Mozilla Introduces DeepSpeech 0.9 Speech Recognition Engine

DeepSpeech1

Launch has been published voice recognition engine DeepSpeech 0.9 developed by Mozilla, which implements the architecture of speech recognition of the same name proposed by Baidu researchers.

The implementation is written in Python using the machine learning platform TensorFlow and is distributed under the free MPL 2.0 license.

About DeepSpeech

DeepSpeech consists of two subsystems: an acoustic model and a decoder. The acoustic model uses deep machine learning techniques to calculate the probability that certain characters are present in the input sound.

The decoder uses a ray search algorithm to transform the character probability data into a textual representation. DeepSpeech is much simpler than traditional systems and at the same time provides a higher quality of recognition in the presence of extraneous noise.

The development does not use traditional acoustic models and the concept of phonemes; instead, a well-optimized neural network-based machine learning system is used, which eliminates the need to develop separate components to model various anomalies such as noise, echo, and speech characteristics.

El kit offers trained models, sample sound files and command line recognition tools.

The finished model is supplied for English and Chinese only. For other languages, you can learn the system yourself according to the attached instructions, using the voice data collected by the Common Voice project.

When the ready-to-use model of the English language offered for download is used, the level of recognition errors in DeepSpeech is 7.06% when evaluated using the LibriSpeech test suite.

For comparison, the human recognition error rate is estimated at 5,83%.

In the proposed model, the best recognition result is achieved with a clean recording of a male voice with an American accent in an environment without extraneous noises.

According to the author of the Vosk Continuous Speech Recognition Library, the disadvantages of the Common Voice set are the one-sidedness of the speech material (the predominance of men in their 20s and 30s and the lack of material with the voice of women, children and elderly), the lack of vocabulary variability (repetition of the same phrases) and the distribution of MP3 recordings prone to distortion.

Disadvantages of DeepSpeech include poor performance and the high memory consumption in the decoder, as well as important resources to train the model (Mozilla uses a system with 8 Quadro RTX 6000 GPUs with 24GB VRAM in each one).

The downside to this approach is that for high-quality recognition and training of a neural network, the DeepSpeech engine requires a large amount of data heterogeneous dictated in real conditions by different voices and in the presence of natural noises.

This data is compiled by the Common Voice project created in Mozilla, which provides a verified data set with 1469 hours in English, 692 in German, 554 in French, 105 hours in Russian and 22 hours in Ukrainian.

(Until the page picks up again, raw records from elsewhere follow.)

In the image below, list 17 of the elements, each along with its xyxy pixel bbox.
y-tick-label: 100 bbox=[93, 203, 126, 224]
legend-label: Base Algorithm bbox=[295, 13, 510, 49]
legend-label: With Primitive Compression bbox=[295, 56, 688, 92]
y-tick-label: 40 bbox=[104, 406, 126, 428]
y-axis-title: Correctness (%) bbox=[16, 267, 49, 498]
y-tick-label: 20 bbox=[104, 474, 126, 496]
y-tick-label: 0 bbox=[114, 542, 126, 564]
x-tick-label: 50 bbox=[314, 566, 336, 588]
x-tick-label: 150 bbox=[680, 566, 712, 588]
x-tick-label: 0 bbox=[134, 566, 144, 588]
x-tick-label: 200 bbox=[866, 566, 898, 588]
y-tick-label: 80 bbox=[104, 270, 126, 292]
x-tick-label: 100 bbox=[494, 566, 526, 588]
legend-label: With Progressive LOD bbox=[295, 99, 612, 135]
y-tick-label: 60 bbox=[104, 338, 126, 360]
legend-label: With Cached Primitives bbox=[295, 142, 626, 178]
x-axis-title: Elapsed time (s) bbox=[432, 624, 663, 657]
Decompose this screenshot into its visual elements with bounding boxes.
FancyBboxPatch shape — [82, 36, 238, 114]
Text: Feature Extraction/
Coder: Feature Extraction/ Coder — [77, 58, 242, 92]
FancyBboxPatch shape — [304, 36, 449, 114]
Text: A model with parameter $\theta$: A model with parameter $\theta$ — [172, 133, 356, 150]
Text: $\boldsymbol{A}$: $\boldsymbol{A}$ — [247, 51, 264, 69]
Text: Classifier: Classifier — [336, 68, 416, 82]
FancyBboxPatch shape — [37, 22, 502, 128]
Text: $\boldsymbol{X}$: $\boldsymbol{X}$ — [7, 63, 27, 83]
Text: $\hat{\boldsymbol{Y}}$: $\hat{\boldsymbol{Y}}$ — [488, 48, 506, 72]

When training the final English model for DeepSpeech, in addition to Common Voice, data from the LibriSpeech, Fisher and Switchboard projects are additionally used, as well as approximately 1700 hours of recordings of transcribed radio programs.

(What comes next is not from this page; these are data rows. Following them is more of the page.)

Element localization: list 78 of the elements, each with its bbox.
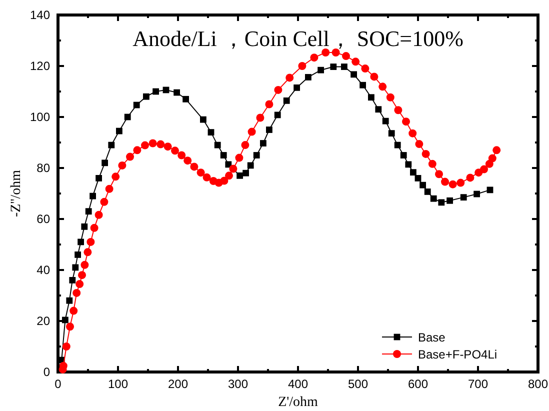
point [143,93,150,100]
point [242,170,249,176]
x-tick-label: 500 [348,377,368,391]
point [124,114,131,120]
point [214,142,221,148]
point [388,130,395,137]
point [405,161,412,168]
point [368,94,374,101]
point [350,71,357,78]
y-tick-label: 140 [30,8,50,22]
point [400,152,407,158]
point [74,252,81,258]
point [102,160,108,166]
point [414,175,422,182]
point [236,172,243,179]
x-tick-label: 200 [168,377,188,391]
point [69,277,76,284]
point [305,74,312,80]
x-axis-title: Z'/ohm [278,395,318,410]
point [220,152,227,158]
point [96,175,102,182]
point [225,161,232,168]
point [72,264,79,271]
y-tick-label: 0 [43,365,50,379]
point [174,89,180,96]
point [474,190,480,198]
point [253,152,260,158]
point [460,194,467,201]
x-tick-label: 100 [108,377,128,391]
point [430,195,437,202]
point [410,169,416,176]
point [266,126,272,133]
x-tick-label: 300 [228,377,248,391]
point [66,297,73,304]
point [424,188,431,195]
legend-label: Base [418,330,446,344]
point [247,162,254,169]
point [486,186,494,194]
y-axis-title: -Z''/ohm [9,170,24,218]
point [85,208,92,215]
point [394,142,401,148]
y-tick-label: 120 [30,59,50,73]
point [294,84,300,91]
point [182,96,189,102]
point [62,316,68,324]
point [341,64,348,70]
legend-label: Base+F-PO4Li [418,348,498,362]
y-tick-label: 60 [36,212,50,226]
point [260,140,266,146]
point [438,199,445,206]
y-tick-label: 100 [30,110,50,124]
x-tick-label: 600 [408,377,428,391]
point [318,66,324,74]
x-tick-label: 0 [54,377,62,391]
point [133,102,140,108]
y-tick-label: 40 [36,263,50,277]
point [81,223,88,230]
point [116,128,122,134]
point [283,97,290,104]
x-tick-label: 400 [288,377,308,391]
point [446,197,453,204]
point [78,238,84,246]
y-tick-label: 20 [36,314,50,328]
point [382,118,389,124]
point [420,182,426,188]
point [360,82,366,88]
text: Anode/Li ，Coin Cell， SOC=100% [132,26,464,51]
y-tick-label: 80 [36,161,50,175]
point [208,129,214,136]
point [200,116,206,123]
x-tick-label: 800 [528,377,548,391]
x-tick-label: 700 [468,377,488,391]
point [152,88,159,95]
point [375,106,382,113]
point [274,112,281,118]
point [330,64,337,70]
point [90,192,96,200]
point [108,142,115,148]
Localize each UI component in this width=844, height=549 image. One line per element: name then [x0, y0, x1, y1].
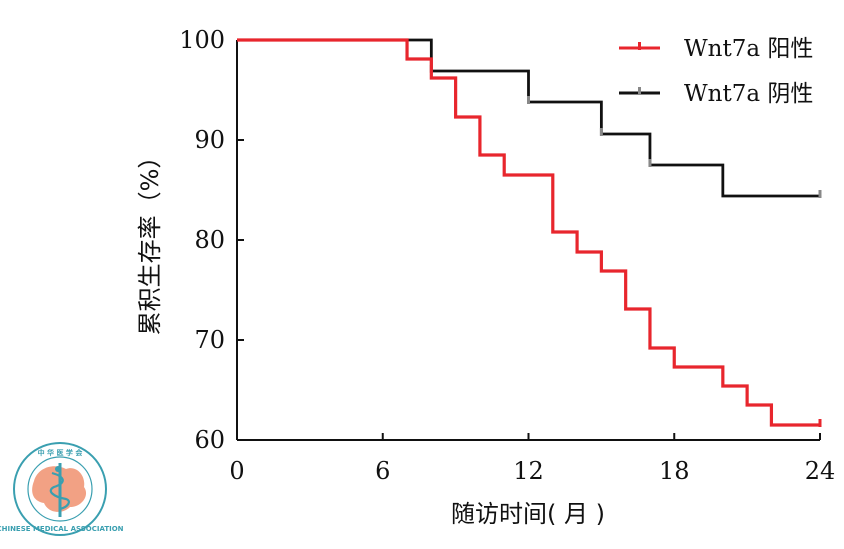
svg-text:CHINESE MEDICAL ASSOCIATION: CHINESE MEDICAL ASSOCIATION — [0, 525, 124, 533]
x-tick-label: 6 — [375, 457, 390, 485]
y-axis-title: 累积生存率（%） — [136, 145, 164, 336]
legend-label: Wnt7a 阴性 — [684, 81, 813, 107]
association-logo: 中 华 医 学 会 CHINESE MEDICAL ASSOCIATION — [0, 442, 124, 536]
y-tick-label: 90 — [194, 126, 225, 154]
tick-group: 60 70 80 90 100 0 6 12 18 24 — [179, 26, 835, 485]
series-line-positive — [237, 38, 820, 427]
x-tick-label: 24 — [805, 457, 836, 485]
x-tick-label: 18 — [659, 457, 690, 485]
y-tick-label: 100 — [179, 26, 225, 54]
svg-text:中 华 医 学 会: 中 华 医 学 会 — [38, 448, 84, 457]
series-line-negative — [237, 38, 820, 198]
legend: Wnt7a 阳性 Wnt7a 阴性 — [619, 36, 813, 107]
x-axis-title: 随访时间( 月 ) — [451, 500, 605, 528]
y-tick-label: 80 — [194, 226, 225, 254]
x-tick-label: 12 — [513, 457, 544, 485]
legend-label: Wnt7a 阳性 — [684, 36, 813, 62]
y-tick-label: 70 — [194, 326, 225, 354]
y-tick-label: 60 — [194, 426, 225, 454]
x-tick-label: 0 — [229, 457, 244, 485]
series-group — [237, 38, 822, 427]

Between the changes in the new branch, the possibility of forcing the weight of the words is highlighted selected during the decoding process.

It also highlights the support for the Electron 9.2 platform and an optional implementation of the layer normalization mechanism (Layer Norm) when training the neural network.

Download and get

The performance is sufficient to use the motor in LePotato, Raspberry Pi 3 and Raspberry Pi 4 boards, as well as in Google Pixel 2, Sony Xperia Z Premium and Nokia 1.3 smartphones.

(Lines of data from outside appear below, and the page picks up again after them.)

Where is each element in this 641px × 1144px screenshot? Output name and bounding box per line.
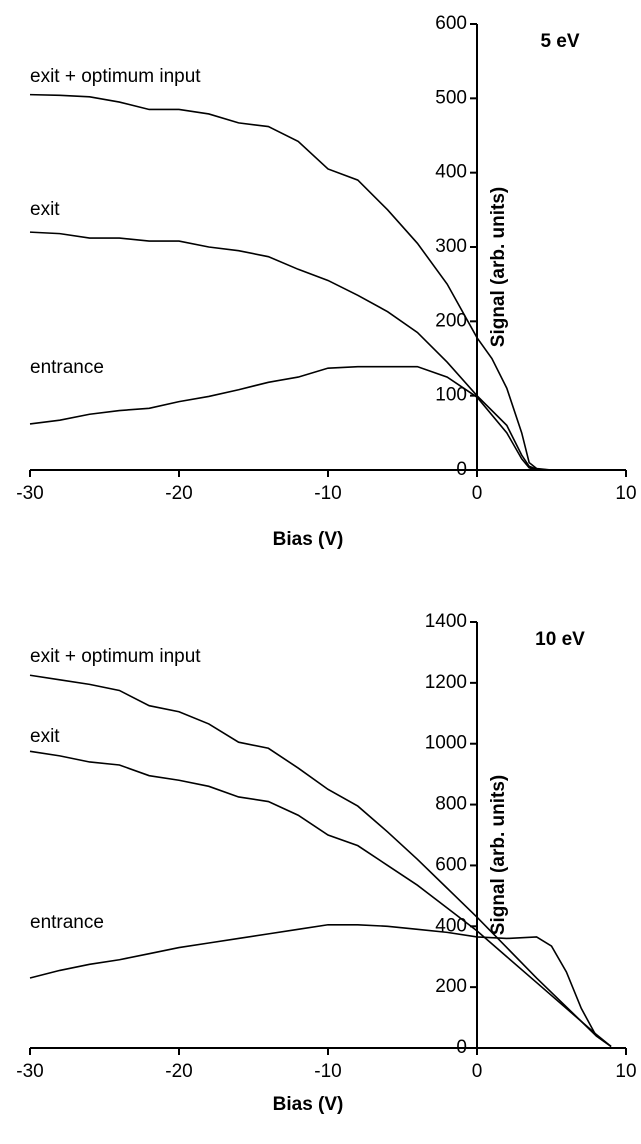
y-tick-label: 1200	[425, 672, 467, 693]
y-tick-label: 600	[435, 13, 467, 34]
series-line	[29, 365, 552, 471]
series-label: exit + optimum input	[30, 66, 201, 87]
series-line	[29, 93, 552, 471]
y-axis-title: Signal (arb. units)	[488, 775, 509, 935]
series-line	[29, 750, 612, 1048]
y-tick-label: 600	[435, 854, 467, 875]
y-tick-label: 200	[435, 976, 467, 997]
y-tick-label: 1000	[425, 733, 467, 754]
series-line	[29, 231, 552, 471]
x-tick-label: 0	[472, 483, 483, 504]
x-axis-title: Bias (V)	[273, 529, 344, 550]
x-tick-label: -10	[314, 1061, 341, 1082]
y-tick-label: 800	[435, 794, 467, 815]
y-axis-title: Signal (arb. units)	[488, 187, 509, 347]
x-tick-label: 0	[472, 1061, 483, 1082]
series-line	[29, 923, 612, 1048]
series-label: exit + optimum input	[30, 646, 201, 667]
y-tick-label: 0	[456, 459, 467, 480]
series-label: exit	[30, 726, 60, 747]
x-axis-title: Bias (V)	[273, 1094, 344, 1115]
x-tick-label: -10	[314, 483, 341, 504]
y-tick-label: 1400	[425, 611, 467, 632]
y-tick-label: 500	[435, 87, 467, 108]
series-label: exit	[30, 199, 60, 220]
x-tick-label: -20	[165, 483, 192, 504]
x-tick-label: 10	[615, 1061, 636, 1082]
x-tick-label: -30	[16, 1061, 43, 1082]
annotation: 10 eV	[535, 629, 585, 650]
y-tick-label: 0	[456, 1037, 467, 1058]
annotation: 5 eV	[540, 31, 579, 52]
y-tick-label: 400	[435, 915, 467, 936]
y-tick-label: 300	[435, 236, 467, 257]
x-tick-label: 10	[615, 483, 636, 504]
y-tick-label: 200	[435, 310, 467, 331]
x-tick-label: -20	[165, 1061, 192, 1082]
y-tick-label: 400	[435, 162, 467, 183]
y-tick-label: 100	[435, 385, 467, 406]
series-label: entrance	[30, 357, 104, 378]
series-line	[29, 674, 612, 1048]
series-label: entrance	[30, 912, 104, 933]
x-tick-label: -30	[16, 483, 43, 504]
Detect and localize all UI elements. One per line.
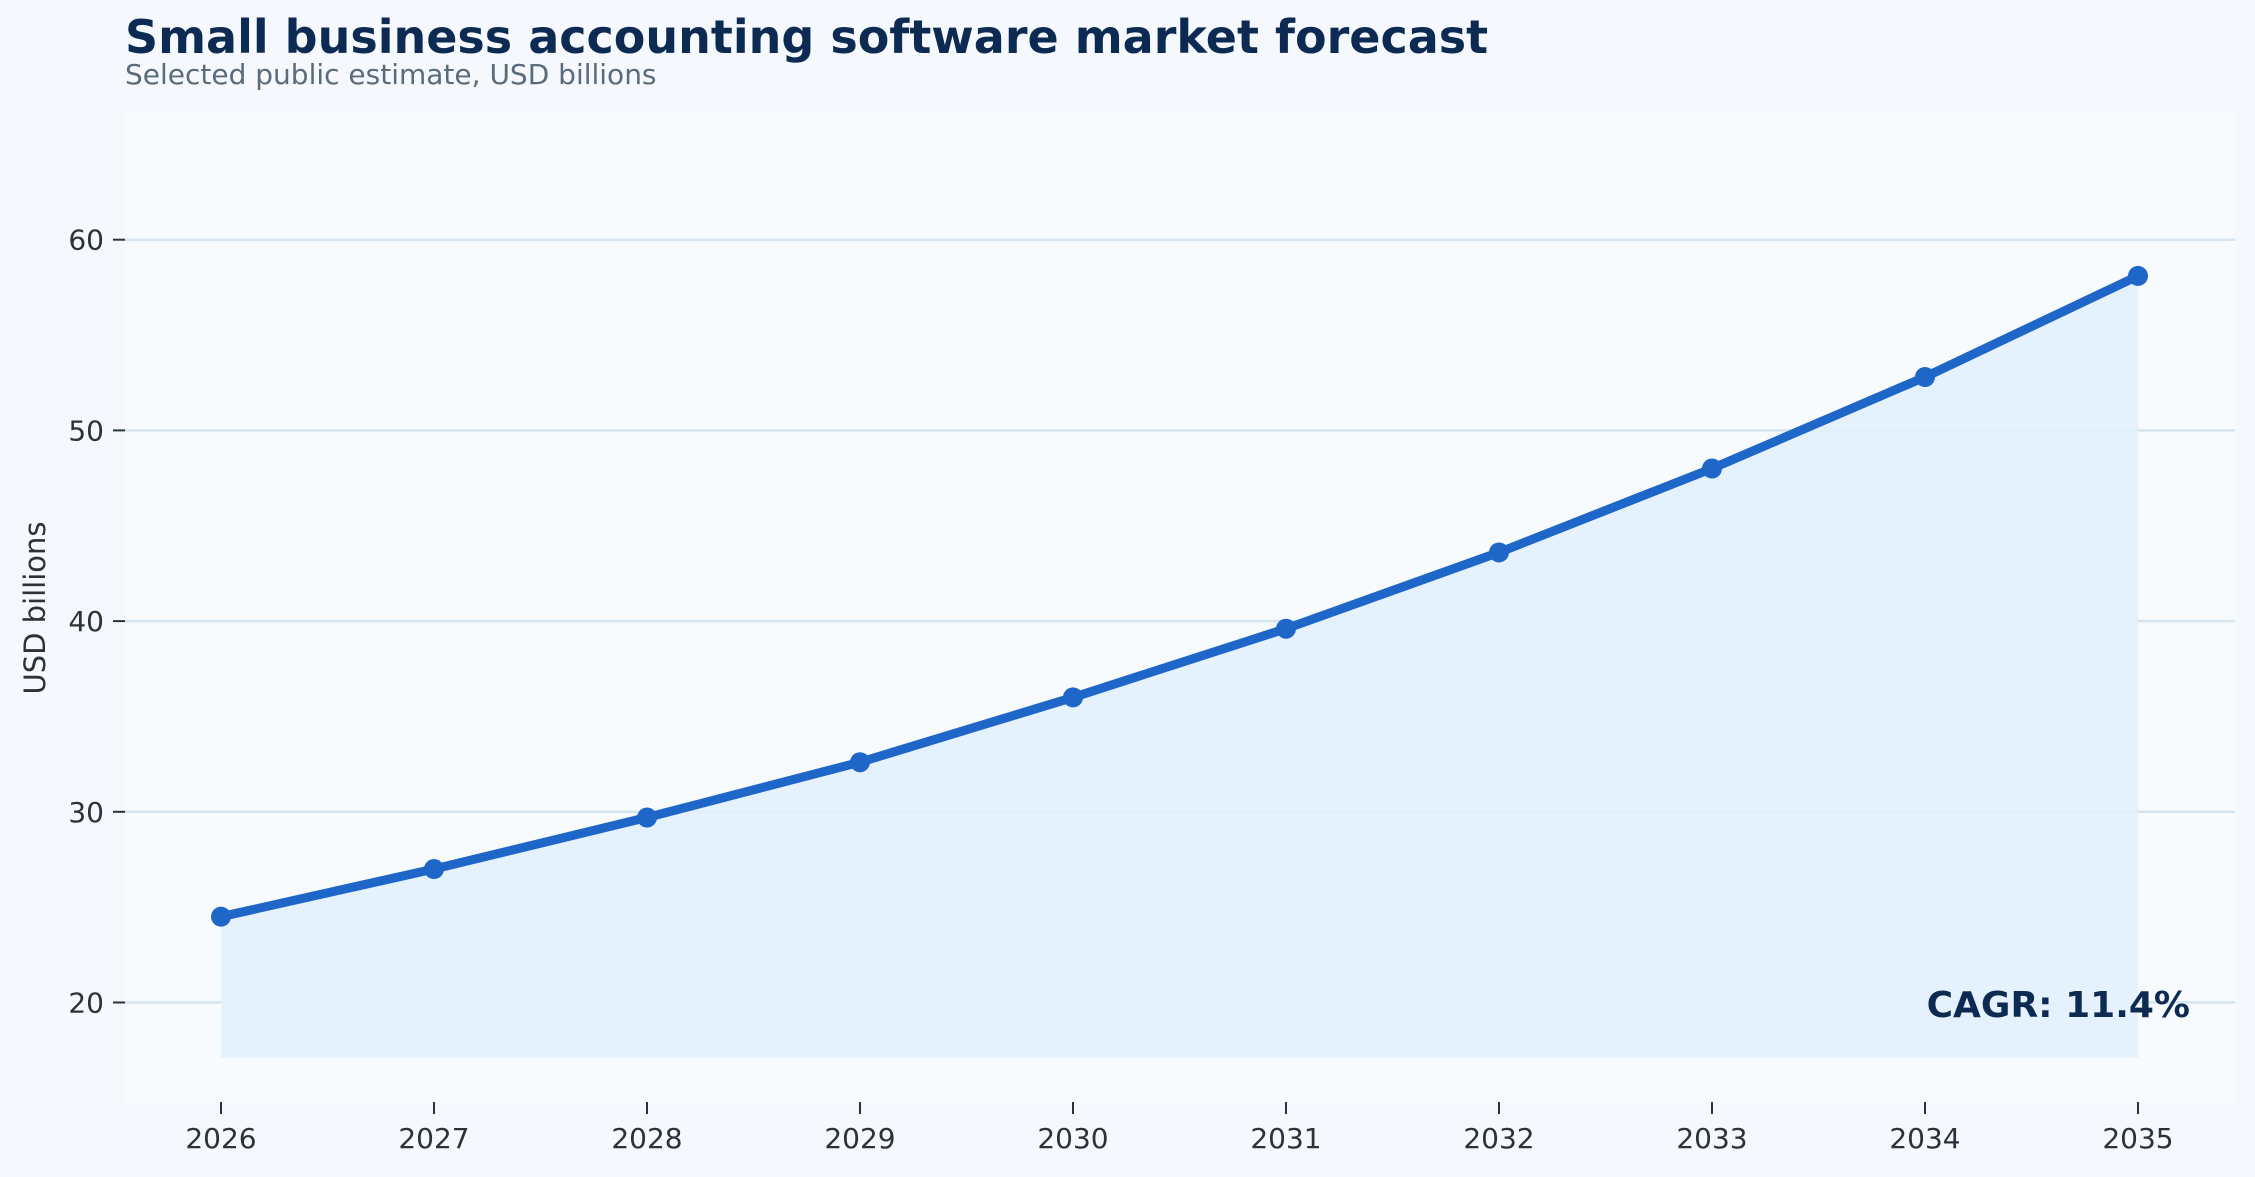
data-point-2032 (1489, 542, 1509, 563)
y-axis-label: USD billions (18, 521, 52, 694)
y-tick-label-20: 20 (68, 987, 104, 1020)
x-tick-label-2029: 2029 (824, 1122, 895, 1155)
data-point-2029 (850, 752, 870, 773)
y-tick-label-60: 60 (68, 224, 104, 257)
data-point-2026 (211, 906, 231, 927)
x-axis: 2026 2027 2028 2029 2030 2031 2032 2033 2034 2035 (185, 1102, 2174, 1155)
x-tick-label-2032: 2032 (1463, 1122, 1534, 1155)
x-tick-label-2027: 2027 (398, 1122, 469, 1155)
chart-title: Small business accounting software marke… (125, 10, 1489, 64)
y-axis: 20 30 40 50 60 (68, 224, 125, 1020)
data-point-2030 (1063, 687, 1083, 708)
data-point-2033 (1702, 458, 1722, 479)
data-points (211, 265, 2148, 927)
x-tick-label-2028: 2028 (611, 1122, 682, 1155)
y-tick-label-40: 40 (68, 605, 104, 638)
x-tick-label-2035: 2035 (2102, 1122, 2173, 1155)
x-tick-label-2030: 2030 (1037, 1122, 1108, 1155)
data-point-2035 (2128, 265, 2148, 286)
x-tick-label-2026: 2026 (185, 1122, 256, 1155)
x-tick-label-2031: 2031 (1250, 1122, 1321, 1155)
y-tick-label-30: 30 (68, 796, 104, 829)
x-tick-label-2034: 2034 (1889, 1122, 1960, 1155)
data-point-2027 (424, 859, 444, 880)
series-line (216, 271, 2143, 922)
data-point-2031 (1276, 618, 1296, 639)
y-tick-label-50: 50 (68, 414, 104, 447)
chart-subtitle: Selected public estimate, USD billions (125, 58, 657, 91)
data-point-2028 (637, 807, 657, 828)
cagr-annotation: CAGR: 11.4% (1927, 985, 2190, 1026)
data-point-2034 (1915, 367, 1935, 388)
x-tick-label-2033: 2033 (1676, 1122, 1747, 1155)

Ready modules are offered to use for Python, NodeJS, C ++, and .NET to integrate speech recognition functions into your programs (third-party developers have separately prepared modules for Rust, Go, and V).


Leave a Comment

Your email address will not be published. Required fields are marked with *

*

*

  1. Responsible for the data: Miguel Ángel Gatón
  2. Purpose of the data: Control SPAM, comment management.
  3. Legitimation: Your consent
  4. Communication of the data: The data will not be communicated to third parties except by legal obligation.
  5. Data storage: Database hosted by Occentus Networks (EU)
  6. Rights: At any time you can limit, recover and delete your information.